A propósito da divulgação da
publicação de mais de 100 artigos científicos falsos, produzidos por um
programa informático, que terão sido publicados passando pelo filtro do
"peer review", algumas notas mas começando um pouco mais atrás.
Há algum tempo, numa iniciativa
da Universidade Católica de Braga foi divulgado um estudo envolvendo sete
países sobre as questões do plágio, segundo o qual, entre 40 e 60% dos alunos do
ensino secundário admitiram ter recorrido a tal procedimento.
De facto, o plágio é um fenómeno
em alta também no ensino superior, realidade que conheço melhor, mas não
só, a título de exemplo já tive textos do blogue plagiados. Considerando o
volume crescente de situações muitas instituições têm vindo a adoptar
dispositivos de despiste e regulamentos que minimizem o risco de tais práticas.
É verdade que de há uns tempos
para cá, felizmente, tem vindo a emergir e entrar na agenda a questão da
utilização da informação disponível, designadamente na net, na produção
fraudulenta ou nos limites da ética de trabalhos académicos e científicos da
mais variada natureza como é o caso dos artigos científicos falsos agora
divulgado e que não constitui, aliás, o primeiro caso.
Neste âmbito, conheceu-se até a primeira situação em Portugal, creio, de uma Tese de Doutoramento apresentada na
Universidade do Minho e anulada por motivo de plágio.
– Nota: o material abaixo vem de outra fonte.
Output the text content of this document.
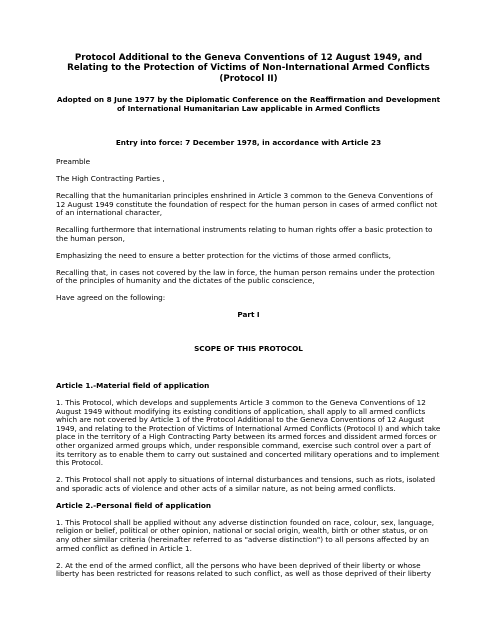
Protocol Additional to the Geneva Conventions of 12 August 1949, and Relating to the Protection of Victims of Non-International Armed Conflicts (Protocol II)
Adopted on 8 June 1977 by the Diplomatic Conference on the Reaffirmation and Development of International Humanitarian Law applicable in Armed Conflicts
Entry into force: 7 December 1978, in accordance with Article 23
Preamble
The High Contracting Parties ,
Recalling that the humanitarian principles enshrined in Article 3 common to the Geneva Conventions of 12 August 1949 constitute the foundation of respect for the human person in cases of armed conflict not of an international character,
Recalling furthermore that international instruments relating to human rights offer a basic protection to the human person,
Emphasizing the need to ensure a better protection for the victims of those armed conflicts,
Recalling that, in cases not covered by the law in force, the human person remains under the protection of the principles of humanity and the dictates of the public conscience,
Have agreed on the following:
Part I
SCOPE OF THIS PROTOCOL
Article 1.-Material field of application
1. This Protocol, which develops and supplements Article 3 common to the Geneva Conventions of 12 August 1949 without modifying its existing conditions of application, shall apply to all armed conflicts which are not covered by Article 1 of the Protocol Additional to the Geneva Conventions of 12 August 1949, and relating to the Protection of Victims of International Armed Conflicts (Protocol I) and which take place in the territory of a High Contracting Party between its armed forces and dissident armed forces or other organized armed groups which, under responsible command, exercise such control over a part of its territory as to enable them to carry out sustained and concerted military operations and to implement this Protocol.
2. This Protocol shall not apply to situations of internal disturbances and tensions, such as riots, isolated and sporadic acts of violence and other acts of a similar nature, as not being armed conflicts.
Article 2.-Personal field of application
1. This Protocol shall be applied without any adverse distinction founded on race, colour, sex, language, religion or belief, political or other opinion, national or social origin, wealth, birth or other status, or on any other similar criteria (hereinafter referred to as "adverse distinction") to all persons affected by an armed conflict as defined in Article 1.
2. At the end of the armed conflict, all the persons who have been deprived of their liberty or whose liberty has been restricted for reasons related to such conflict, as well as those deprived of their liberty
O Centro de Estudos
Sociais da Faculdade Economia da U. de Coimbra tem vindo a desenvolver um
estudo nacional sobre a questão da fraude académica cujos dados iniciais
apontavam no sentido de que de que 37.6 % dos inquiridos aceita a fraude desde
que “não prejudique ninguém”. A estes dados, pode acrescentar-se um estudo da
Universidade do Minho há tempos divulgado referindo que as situações de algum
tipo de “copianço” envolvem três em cada quatro estudantes.
Este reconhecido aumento das
situações de plágio que se verificam em todos os níveis de ensino, do básico à
formação pós-graduada, doutoramentos incluídos, bem como artigos científicos,
situação hoje bem retratada, elucida o que costumo designar por relação ética
que estabelecemos com o conhecimento e que os alunos mais novos replicam.
Aliás, no estudo da U. do Minho, dos alunos que admitiam copiar, 90 % afirmavam
fazê-lo desde sempre.
O conhecimento será entendido
como algo que se deve mostrar para justificar uma nota ou estatuto, não para
efectivamente integrar e, ou acrescentar uma mais-valia científica, ou seja,
importante mesmo é que a nota dê para passar, que o curso se finalize, que a
tese fique feita e se seja doutorado ou que se possa acrescentar mais um artigo
à produção científica num mundo altamente competitivo, muitíssimo competitivo.
Que tudo isto possa acontecer à custa da manhosice, do desenrasca mais ou menos
sofisticado, são minudências com as quais não podemos perder tempo.
É importante termos consciência
que esta questão não é um exclusivo nosso, a notícia que serve de mote a este
texto mostra isso com clareza. De qualquer forma, não deixa de ser uma
preocupação e justifica que as escolas, do básico ao superior, se envolvam
nesta tentativa de que todos tenhamos uma relação sólida do ponto de vista ético
com o conhecimento, a sua produção e divulgação.
O caminho passa pelo
estabelecimento obrigatório de códigos de conduta com implicações
sancionatórias severas e com uma atitude formativa e preventiva durante as
aulas.
O trabalho será sempre difícil
pois o actual contexto ao nível dos valores e da ética dos comportamentos e
funcionamento social é, só por si, um caldo de cultura onde o copianço, o
plágio ou a fraude científica, por vezes, não passam de "peanuts". É
a cultura do desenrascanço, não importa como.